Es una ilusión creer que el racismo es un fenómeno que nada tiene que ver con Estados Unidos, pues forma parte del ADN de ese país: la nación norteamericana ha sido racista y violenta desde sus mismos comienzos.

El irresponsable coqueteo del presidente Donald Trump con el nacionalismo blanco no representa ninguna ruptura con una tradición de tolerancia e igualdad, sino que tiene notables antecedentes en una nación fundada, no lo olvidemos, por liberales esclavistas.

Tras las últimas y horribles matanzas de Dayton y El Paso, el exvicepresidente y aspirante a la presidencia de EEUU Joseph Biden acusó a Trump, en un discurso de una contundencia que hacía tiempo que se echaba de menos en un demócrata, de "alimentar las llamas del supremacismo blanco".

No hace otra cosa Trump al referirse como "invasores" a los hispanos que tratan de cruzar la frontera del río Grande, olvidando que si esos territorios "invadidos" por las que llama hordas de "violadores" y "narcotraficantes" pertenecen hoy a EEUU es porque fueron arrebatados a México manu militari.

Para ser hoy racista, no hace falta vestir la túnica y el capirote blancos del Ku Klux Klan, sino que basta con disparar tuits como los que dispara Trump a todas horas, insultando gravemente a pobres inmigrantes o a políticos de color y burlándose sin la mínima piedad de los débiles y marginados.

Resulta, por otro lado, sintomático del estado mental de un país que cerca de la mitad de su población diga no vea racismo en el comportamiento diario de su presidente: es negarse a reconocer el problema y, como ocurre con los alcohólicos, sin ese reconocimiento no hay curación posible.

Demasiado tiempo y de modo totalmente irresponsable ignoraron los medios de comunicación de aquel país el racismo de un personaje que a les ayudaba con su demagógico desparpajo a aumentar las tiradas o los índices de audiencia.

Apenas dieron, por ejemplo, importancia al hecho de que tanto el Donald como su padre, promotores inmobiliarios ambos, discriminaran sistemáticamente a cualquier ciudadano negro que tratase de acceder a sus propiedades.

Con Trump en la Casa Blanca, el racismo parece haberse vuelto presentable: ya no tiene complejos como ocurría en la época del presidente Ronald Reagan, quien, como hemos sabido ahora, en una conversión telefónica con Richard Nixon calificó a los diplomáticos africanos de "monos" a los que "les cuesta llevar zapatos".

Ahora Trump se permite insultar en público a cuatro jóvenes legisladoras de color o a un veterano congresista como el demócrata Elijah J. Cummings y al distrito que este representa „el de Baltimore, de mayoría afroamericana„, al que definió como un "lugar infestado de ratas".

"Infestar" es por cierto uno de los vocablos preferidos de Donald Trump a la hora de injuriar a quienes considera siempre sus enemigos.
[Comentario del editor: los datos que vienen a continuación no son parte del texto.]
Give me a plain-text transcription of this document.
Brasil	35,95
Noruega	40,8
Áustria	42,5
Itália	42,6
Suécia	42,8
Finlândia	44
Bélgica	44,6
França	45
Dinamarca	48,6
Y no es algo casual: esa palabra formó parte del vocabulario oficial de la Alemania nazi para referirse a los judíos.

Desde que llegó a la Casa Blanca y sin oposición dentro del partido que le eligió candidato y que calla cobardemente ante sus tropelías, Trump ha logrado una peligrosa fusión de supremacismo, evangelismo y republicanismo.

Une a todas esas corrientes la defensa a ultranza de las armas de fuego, garantizada por la Constitución, y el rechazo del aborto y de los derechos de los homosexuales, fenómenos que atribuyen a la permisividad y decadencia moral de la sociedad estadounidense.

No es extraño pues que un 70 por ciento de los evangélicos blancos y un 90 por ciento de los republicanos apoyen a su presidente, y que con cada tuit racista que sale de sus dedos aumente su apoyo en ese sector de la población.